I guess this is the best forum to post/ask. 

I have a cabin up in Hillman. Running low on cuttable wood on my property. The snowmobile and truck trails have tons of fallen wood on state land though. I assume I need a permit or something to cut and gather fallen wood on state land, if possible at all. Any insight?


----------



## redwinger00 (Nov 19, 2001)

I believe you do need a permit....and i also believe you can only cut fallen trees


----------



## Mister ED (Apr 3, 2006)

Google MiDNR and firewood ... or something to that effect, you'll find the info.

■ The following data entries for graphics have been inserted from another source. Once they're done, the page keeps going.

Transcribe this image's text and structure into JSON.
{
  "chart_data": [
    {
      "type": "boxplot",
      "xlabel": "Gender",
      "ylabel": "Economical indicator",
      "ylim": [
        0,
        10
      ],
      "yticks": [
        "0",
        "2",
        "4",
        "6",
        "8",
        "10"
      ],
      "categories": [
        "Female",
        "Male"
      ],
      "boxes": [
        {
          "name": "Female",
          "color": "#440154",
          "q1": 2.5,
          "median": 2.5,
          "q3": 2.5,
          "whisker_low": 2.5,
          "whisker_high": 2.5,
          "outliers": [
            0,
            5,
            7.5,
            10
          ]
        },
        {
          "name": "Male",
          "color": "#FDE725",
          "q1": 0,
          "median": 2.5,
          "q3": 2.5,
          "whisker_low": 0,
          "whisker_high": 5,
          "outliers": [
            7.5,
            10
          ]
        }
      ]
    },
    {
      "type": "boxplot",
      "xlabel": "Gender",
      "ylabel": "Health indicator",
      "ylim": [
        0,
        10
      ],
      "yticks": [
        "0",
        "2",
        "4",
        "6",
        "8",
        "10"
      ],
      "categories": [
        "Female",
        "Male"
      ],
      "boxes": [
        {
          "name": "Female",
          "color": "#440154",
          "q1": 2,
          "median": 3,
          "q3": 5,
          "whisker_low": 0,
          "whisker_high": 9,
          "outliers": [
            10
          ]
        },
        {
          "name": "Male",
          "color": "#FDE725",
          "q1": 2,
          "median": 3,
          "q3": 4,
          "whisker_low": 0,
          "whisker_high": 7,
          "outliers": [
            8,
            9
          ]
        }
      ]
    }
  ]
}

If I remember correctly the permits are only good from sometime in spring until the end of Dec. Limited to 5 cord (I think) and yes only fallen dead trees.


----------



## LumberMatt (Apr 2, 2009)

Hello, I got a permit last year at the Atlanta DNR station for $20.00. It is good for a year and is very restricted for certain areas. They showed me maps of all the different areas. Some areas were only open before a certain month (July maybe). They were very helpful though. Next year I will try to find good areas first and then choose what area to get the permit for. My area seemed to have mostly pine in it. I was looking for hardwood. Half the fun of being up north is driving around and exploring, so it gives me something to hunt for off season. If you are looking for campfire wood I believe no permit is needed. Hope this helps.


----------



## springdale (Dec 19, 2007)

I had a permit last summer, but it expired at the end of Aug. I never cut a stick, most all of the wood was already taken by the time I got around to looking, but should be more down after the winter. Advise cutting soon after thaw to get any amount, 5 cords max 4 x 4 x 8 cords not face cords.


----------